One of the newer threats to the Shockoe Hill African Burying Ground is mis-identification and confusion. In the fall of 2022 the Shockoe Hill African Burying Ground was confused in the media with the Shockoe Bottom African Burial Ground, though the distance between them is more than a mile. It was reported multiple times that the Shockoe Hill African Burying Ground was the burial ground located next to Lumpkin's Jail. Historically, it is the Shockoe Hill African Burying Ground, that was the active municipal burial ground for the city of Richmond for African-Americans during the time that Lumpkin's Jail was in operation. But physically, it is the older African Burial Ground in Shockoe Bottom (which was closed in 1816) that is located next to Lumpkin's Slave Jail.

===Estimations===
Reports of interments were regularly made and submitted to the Richmond City Council by the Superintendent of the Shockoe Hill Burying Ground. It is estimated that over 22,000 interments were made in the Shockoe Hill African Burying Ground, likely making it the largest burial ground of free people of color and the enslaved in the United States. It is presently referred to by some as the 2nd African Burial Ground or second African Burying Ground.

===Developments===
Recent advocacy led by Lenora McQueen, a descendant of people interred at the Shockoe Hill African Burying Ground, resulted in gaining the support of the city of Richmond. In 2020, Mayor Levar Stoney and his administration sponsored two important ordinances regarding the burial ground. Ordinance #2020-213 added the property at 1305 N 5th St. to the Richmond Slave Trail, and provided for the funding of its intended acquisition. Ordinance #2020-240 paved the way for the purchase of the property.

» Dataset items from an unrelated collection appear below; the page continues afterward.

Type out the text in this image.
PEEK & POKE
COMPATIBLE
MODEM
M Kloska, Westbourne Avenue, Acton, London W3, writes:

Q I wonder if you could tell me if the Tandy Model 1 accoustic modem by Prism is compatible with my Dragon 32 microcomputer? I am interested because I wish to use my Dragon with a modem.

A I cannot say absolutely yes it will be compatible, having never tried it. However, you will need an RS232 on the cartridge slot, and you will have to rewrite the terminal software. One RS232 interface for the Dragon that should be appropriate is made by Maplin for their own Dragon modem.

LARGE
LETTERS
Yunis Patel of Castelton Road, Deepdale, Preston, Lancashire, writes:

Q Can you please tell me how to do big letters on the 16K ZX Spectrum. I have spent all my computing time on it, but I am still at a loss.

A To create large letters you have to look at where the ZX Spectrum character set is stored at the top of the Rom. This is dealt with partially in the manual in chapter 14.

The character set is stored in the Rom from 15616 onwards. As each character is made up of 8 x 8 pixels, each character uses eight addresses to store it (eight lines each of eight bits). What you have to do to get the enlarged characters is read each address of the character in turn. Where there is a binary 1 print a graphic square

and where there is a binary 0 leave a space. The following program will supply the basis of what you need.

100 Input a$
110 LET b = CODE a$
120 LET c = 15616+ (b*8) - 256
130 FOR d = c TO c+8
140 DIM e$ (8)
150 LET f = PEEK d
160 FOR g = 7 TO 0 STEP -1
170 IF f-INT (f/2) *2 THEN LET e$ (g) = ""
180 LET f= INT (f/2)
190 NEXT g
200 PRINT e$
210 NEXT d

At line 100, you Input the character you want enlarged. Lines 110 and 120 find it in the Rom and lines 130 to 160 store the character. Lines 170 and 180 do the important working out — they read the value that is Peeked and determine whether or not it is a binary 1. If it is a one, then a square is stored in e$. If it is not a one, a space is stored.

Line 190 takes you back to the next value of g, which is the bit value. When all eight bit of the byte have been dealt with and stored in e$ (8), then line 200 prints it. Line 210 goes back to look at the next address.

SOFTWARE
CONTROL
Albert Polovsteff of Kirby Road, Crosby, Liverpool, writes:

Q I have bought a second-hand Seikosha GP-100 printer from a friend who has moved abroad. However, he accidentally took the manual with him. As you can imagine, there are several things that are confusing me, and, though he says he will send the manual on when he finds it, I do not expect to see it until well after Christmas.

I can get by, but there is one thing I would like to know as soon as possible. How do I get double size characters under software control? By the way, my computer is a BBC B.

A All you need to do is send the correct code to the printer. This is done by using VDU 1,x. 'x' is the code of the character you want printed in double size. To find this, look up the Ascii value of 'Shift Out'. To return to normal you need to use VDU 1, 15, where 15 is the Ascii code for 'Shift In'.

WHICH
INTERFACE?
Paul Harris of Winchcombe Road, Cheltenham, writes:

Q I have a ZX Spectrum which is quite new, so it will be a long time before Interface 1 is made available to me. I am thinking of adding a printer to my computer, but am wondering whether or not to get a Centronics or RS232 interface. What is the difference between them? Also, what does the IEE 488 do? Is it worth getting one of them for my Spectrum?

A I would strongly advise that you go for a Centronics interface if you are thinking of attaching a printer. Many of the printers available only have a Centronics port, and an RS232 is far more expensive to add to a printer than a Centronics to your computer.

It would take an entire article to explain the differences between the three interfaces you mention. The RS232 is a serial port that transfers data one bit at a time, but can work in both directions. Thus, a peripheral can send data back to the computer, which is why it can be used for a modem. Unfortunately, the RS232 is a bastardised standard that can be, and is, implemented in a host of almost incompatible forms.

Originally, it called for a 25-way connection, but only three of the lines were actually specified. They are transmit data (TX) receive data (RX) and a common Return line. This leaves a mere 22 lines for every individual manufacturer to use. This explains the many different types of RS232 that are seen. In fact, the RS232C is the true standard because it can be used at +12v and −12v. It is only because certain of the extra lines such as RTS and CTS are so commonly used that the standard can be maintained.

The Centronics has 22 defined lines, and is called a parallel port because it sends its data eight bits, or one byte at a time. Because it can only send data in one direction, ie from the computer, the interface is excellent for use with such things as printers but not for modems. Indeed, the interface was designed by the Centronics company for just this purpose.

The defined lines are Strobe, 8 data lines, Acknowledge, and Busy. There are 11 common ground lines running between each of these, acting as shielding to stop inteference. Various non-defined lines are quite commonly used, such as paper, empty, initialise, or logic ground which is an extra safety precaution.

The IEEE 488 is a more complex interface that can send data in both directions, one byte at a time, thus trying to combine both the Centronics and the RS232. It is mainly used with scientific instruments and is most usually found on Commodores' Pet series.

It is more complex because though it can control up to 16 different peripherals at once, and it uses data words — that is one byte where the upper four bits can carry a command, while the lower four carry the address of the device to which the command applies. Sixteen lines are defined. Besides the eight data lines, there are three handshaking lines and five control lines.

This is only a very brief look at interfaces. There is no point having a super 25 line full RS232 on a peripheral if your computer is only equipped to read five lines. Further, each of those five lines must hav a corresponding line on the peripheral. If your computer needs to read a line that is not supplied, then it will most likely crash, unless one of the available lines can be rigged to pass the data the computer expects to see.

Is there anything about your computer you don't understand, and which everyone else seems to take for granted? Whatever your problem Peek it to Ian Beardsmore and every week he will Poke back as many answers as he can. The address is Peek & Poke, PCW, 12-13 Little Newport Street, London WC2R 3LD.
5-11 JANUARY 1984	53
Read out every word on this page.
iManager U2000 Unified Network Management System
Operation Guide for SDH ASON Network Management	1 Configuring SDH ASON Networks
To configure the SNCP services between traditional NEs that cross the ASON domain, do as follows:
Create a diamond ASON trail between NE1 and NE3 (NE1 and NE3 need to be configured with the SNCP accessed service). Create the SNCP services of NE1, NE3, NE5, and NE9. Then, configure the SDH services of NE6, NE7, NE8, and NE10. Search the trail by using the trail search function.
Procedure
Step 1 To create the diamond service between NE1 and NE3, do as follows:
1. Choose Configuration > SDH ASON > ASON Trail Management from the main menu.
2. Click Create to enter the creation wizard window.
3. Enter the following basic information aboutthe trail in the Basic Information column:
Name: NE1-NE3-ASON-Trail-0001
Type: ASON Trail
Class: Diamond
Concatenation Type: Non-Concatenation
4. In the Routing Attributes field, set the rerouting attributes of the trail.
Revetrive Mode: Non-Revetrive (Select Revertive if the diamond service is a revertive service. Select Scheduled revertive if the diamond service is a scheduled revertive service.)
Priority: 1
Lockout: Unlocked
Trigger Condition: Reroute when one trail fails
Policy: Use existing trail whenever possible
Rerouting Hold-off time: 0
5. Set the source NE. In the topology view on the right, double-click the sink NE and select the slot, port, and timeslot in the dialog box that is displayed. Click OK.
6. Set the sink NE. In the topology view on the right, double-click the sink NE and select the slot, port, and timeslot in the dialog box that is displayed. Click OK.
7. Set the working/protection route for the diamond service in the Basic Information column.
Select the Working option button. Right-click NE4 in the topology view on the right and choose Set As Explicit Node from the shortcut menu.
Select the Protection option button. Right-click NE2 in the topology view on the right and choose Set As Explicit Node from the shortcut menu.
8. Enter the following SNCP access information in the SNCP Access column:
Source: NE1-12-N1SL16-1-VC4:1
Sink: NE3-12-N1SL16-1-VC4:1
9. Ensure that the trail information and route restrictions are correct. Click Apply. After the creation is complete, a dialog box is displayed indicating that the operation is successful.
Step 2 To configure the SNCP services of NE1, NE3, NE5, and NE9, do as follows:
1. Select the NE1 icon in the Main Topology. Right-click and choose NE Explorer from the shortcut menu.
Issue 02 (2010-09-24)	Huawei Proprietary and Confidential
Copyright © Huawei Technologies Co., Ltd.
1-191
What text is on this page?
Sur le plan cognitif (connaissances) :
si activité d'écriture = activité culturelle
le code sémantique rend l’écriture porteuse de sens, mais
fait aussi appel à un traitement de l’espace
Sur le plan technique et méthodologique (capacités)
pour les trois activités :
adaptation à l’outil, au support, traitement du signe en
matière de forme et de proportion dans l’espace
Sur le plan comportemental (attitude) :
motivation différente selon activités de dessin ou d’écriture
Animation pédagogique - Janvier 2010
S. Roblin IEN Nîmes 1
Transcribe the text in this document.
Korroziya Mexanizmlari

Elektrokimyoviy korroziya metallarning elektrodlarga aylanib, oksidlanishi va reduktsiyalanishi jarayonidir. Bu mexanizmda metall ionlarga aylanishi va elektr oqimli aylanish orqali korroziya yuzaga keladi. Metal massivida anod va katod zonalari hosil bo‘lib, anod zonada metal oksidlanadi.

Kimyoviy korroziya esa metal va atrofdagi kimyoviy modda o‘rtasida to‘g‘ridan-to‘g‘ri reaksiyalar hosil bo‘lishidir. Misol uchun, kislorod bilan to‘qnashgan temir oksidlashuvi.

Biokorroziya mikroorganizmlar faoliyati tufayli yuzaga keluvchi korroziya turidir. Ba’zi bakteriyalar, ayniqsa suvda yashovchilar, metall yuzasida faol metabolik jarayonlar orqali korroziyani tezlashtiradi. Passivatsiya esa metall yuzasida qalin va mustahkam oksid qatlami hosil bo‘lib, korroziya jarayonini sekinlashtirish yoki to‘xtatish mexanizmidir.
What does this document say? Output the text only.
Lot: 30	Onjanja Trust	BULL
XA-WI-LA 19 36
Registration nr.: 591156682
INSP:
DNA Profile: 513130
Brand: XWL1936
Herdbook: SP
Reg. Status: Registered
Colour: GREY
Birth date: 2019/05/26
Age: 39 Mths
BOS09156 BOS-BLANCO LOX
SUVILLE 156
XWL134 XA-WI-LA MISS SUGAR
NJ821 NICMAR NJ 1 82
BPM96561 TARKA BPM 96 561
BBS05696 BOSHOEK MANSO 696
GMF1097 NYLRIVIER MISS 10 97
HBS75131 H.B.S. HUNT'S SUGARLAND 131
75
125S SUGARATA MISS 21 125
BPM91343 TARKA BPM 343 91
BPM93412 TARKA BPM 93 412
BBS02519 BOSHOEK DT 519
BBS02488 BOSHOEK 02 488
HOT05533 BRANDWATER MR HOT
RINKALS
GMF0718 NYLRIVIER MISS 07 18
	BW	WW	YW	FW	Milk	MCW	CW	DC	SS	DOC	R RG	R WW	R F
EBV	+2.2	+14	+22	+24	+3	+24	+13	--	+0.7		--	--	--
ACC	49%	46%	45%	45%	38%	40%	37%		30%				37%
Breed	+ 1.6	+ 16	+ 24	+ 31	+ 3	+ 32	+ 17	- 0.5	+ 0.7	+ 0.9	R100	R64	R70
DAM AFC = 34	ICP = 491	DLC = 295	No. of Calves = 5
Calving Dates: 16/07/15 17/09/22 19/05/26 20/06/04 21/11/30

Both ordinances were presented before the Richmond City Council who passed them with unanimous support. Though 1305 N. 5th St. is only a small portion of the Shockoe Hill African Burying Ground, it is a significant part. It is 1.2 acres of the original 2 acre 1816 burial ground. More specifically, it is roughly 0.80 acres of the "Burying Ground for Free People of Colour", and about 0.40 acres of the "Burying Ground for Negroes" (enslaved). On February 17, 2021, the city of Richmond successfully bid on 1305 N. 5th St. at a property tax sale. On April 16, 2021, the acquisition of 1305 N. 5th St. was completed.

On May 11, 2021, Preservation Virginia, named the Shockoe Hill African Burying Ground, one of Virginia's Most Endangered Historic Places.